Henry Mwebesa, director-general of health services, said although Uganda has not registered any case, there is a need to increase surveillance after the disease spread to 23 non-endemic countries worldwide and eight endemic countries in Africa, including the neighboring Democratic Republic of Congo.
“The ministry of health is working closely with partners to monitor the evolving situation of the monkeypox outbreak in different parts of the world,” he said in a statement issued in Kampala, the capital.
The ministry, according to the statement, has intensified surveillance by all health workers to look out for patients with suspected signs and symptoms of monkeypox.
Testing capabilities at the Uganda Virus Research Institute, the biggest laboratory in the country, have been strengthened to accurately diagnose monkeypox.

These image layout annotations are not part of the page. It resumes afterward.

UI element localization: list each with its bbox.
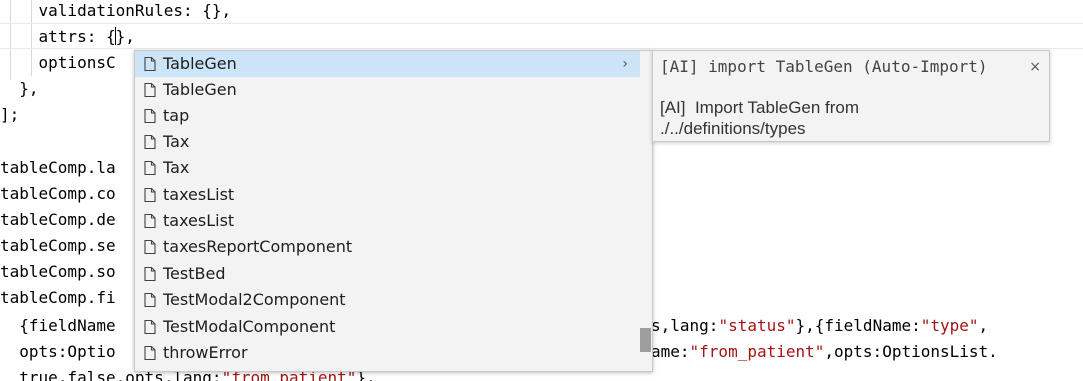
string-literal: "type" xyxy=(920,316,979,335)
code-text: opts:Optio xyxy=(0,342,116,361)
code-line[interactable]: tableComp.la xyxy=(0,155,116,181)
code-line[interactable]: tableComp.de xyxy=(0,207,116,233)
suggestion-label: TableGen xyxy=(163,54,237,73)
details-title: [AI] import TableGen (Auto-Import) xyxy=(660,57,988,76)
current-line-highlight xyxy=(0,23,1083,49)
document-icon xyxy=(144,213,156,229)
details-documentation: [AI] Import TableGen from ./../definitio… xyxy=(660,97,1040,139)
suggestion-item[interactable]: taxesList xyxy=(135,182,640,208)
suggestion-item[interactable]: TableGen › xyxy=(135,51,640,77)
suggestion-label: TestModalComponent xyxy=(163,317,336,336)
document-icon xyxy=(144,292,156,308)
document-icon xyxy=(144,345,156,361)
close-icon[interactable]: × xyxy=(1029,55,1041,79)
code-text: , xyxy=(978,316,989,335)
suggestion-label: throwError xyxy=(163,343,248,362)
suggestion-label: TestBed xyxy=(163,264,226,283)
document-icon xyxy=(144,108,156,124)
document-icon xyxy=(144,319,156,335)
code-line-current[interactable]: attrs: {}, xyxy=(0,24,135,50)
suggestion-item[interactable]: Tax xyxy=(135,129,640,155)
suggestion-label: TestModal2Component xyxy=(163,290,346,309)
code-text: validationRules: {}, xyxy=(0,1,232,20)
code-line[interactable]: ]; xyxy=(0,102,19,128)
read-more-icon[interactable]: › xyxy=(622,51,628,77)
code-line[interactable]: tableComp.co xyxy=(0,181,116,207)
code-text: tableComp.de xyxy=(0,210,116,229)
code-text: tableComp.se xyxy=(0,236,116,255)
suggestion-item[interactable]: taxesReportComponent xyxy=(135,234,640,260)
code-line[interactable]: optionsC xyxy=(0,50,116,76)
code-text: optionsC xyxy=(0,53,116,72)
document-icon xyxy=(144,82,156,98)
suggestion-label: taxesReportComponent xyxy=(163,237,353,256)
code-text: attrs: { xyxy=(0,27,116,46)
document-icon xyxy=(144,266,156,282)
details-doc-line: [AI] Import TableGen from xyxy=(660,98,860,117)
document-icon xyxy=(144,134,156,150)
code-line[interactable]: tableComp.so xyxy=(0,259,116,285)
code-text: }, xyxy=(115,27,135,46)
document-icon xyxy=(144,187,156,203)
code-text: tableComp.so xyxy=(0,262,116,281)
suggestion-item[interactable]: throwError xyxy=(135,340,640,366)
suggestion-label: tap xyxy=(163,106,190,125)
suggestion-label: Tax xyxy=(163,158,190,177)
suggestion-list[interactable]: TableGen › TableGen tap Tax Tax taxesLis… xyxy=(134,50,653,372)
document-icon xyxy=(144,160,156,176)
suggestion-label: TableGen xyxy=(163,80,237,99)
details-doc-line: ./../definitions/types xyxy=(660,119,806,138)
code-line[interactable]: }, xyxy=(0,76,39,102)
code-line[interactable]: validationRules: {}, xyxy=(0,0,232,24)
code-text: tableComp.la xyxy=(0,158,116,177)
suggestion-details-panel: [AI] import TableGen (Auto-Import) × [AI… xyxy=(652,50,1050,142)
code-text: }, xyxy=(0,79,39,98)
code-text: ]; xyxy=(0,105,20,124)
suggestion-item[interactable]: Tax xyxy=(135,155,640,181)
code-line[interactable]: opts:Optio xyxy=(0,339,116,365)
code-text: s,lang: xyxy=(651,316,719,335)
suggestion-item[interactable]: TestModal2Component xyxy=(135,287,640,313)
code-line[interactable]: tableComp.fi xyxy=(0,285,116,311)
code-text: {fieldName xyxy=(0,316,116,335)
string-literal: "status" xyxy=(718,316,796,335)
suggestion-label: taxesList xyxy=(163,211,235,230)
document-icon xyxy=(144,239,156,255)
code-line[interactable]: tableComp.se xyxy=(0,233,116,259)
suggestion-item[interactable]: TestBed xyxy=(135,261,640,287)
string-literal: "from_patient" xyxy=(689,342,825,361)
code-text: tableComp.co xyxy=(0,184,116,203)
code-text: tableComp.fi xyxy=(0,288,116,307)
suggestion-label: Tax xyxy=(163,132,190,151)
code-text: ame: xyxy=(651,342,690,361)
suggestion-item[interactable]: tap xyxy=(135,103,640,129)
code-line-right[interactable]: s,lang:"status"},{fieldName:"type", xyxy=(651,313,988,339)
suggestion-item[interactable]: taxesList xyxy=(135,208,640,234)
suggestion-item[interactable]: TestModalComponent xyxy=(135,314,640,340)
document-icon xyxy=(144,56,156,72)
suggestion-label: taxesList xyxy=(163,185,235,204)
code-text: ,opts:OptionsList. xyxy=(824,342,998,361)
code-line-right[interactable]: ame:"from_patient",opts:OptionsList. xyxy=(651,339,998,365)
scrollbar-thumb[interactable] xyxy=(640,328,651,352)
code-line[interactable]: {fieldName xyxy=(0,313,116,339)
code-text: },{fieldName: xyxy=(795,316,921,335)
suggestion-item[interactable]: TableGen xyxy=(135,77,640,103)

Monkeypox, according to the statement, is a viral disease transmitted from animals to humans. It is spread from one person to another by close contact with lesions, body fluids, respiratory droplets, and contaminated materials such as beddings.
Signs and symptoms include fever, rash, intense headache, swelling of the lymph nodes, back pain, muscle pains, and body weakness; 3-6 percent of infected people succumb to the disease, the ministry said.
“The general public is advised to remain vigilant and report any suspected patients to the nearest health workers immediately,” the statement said.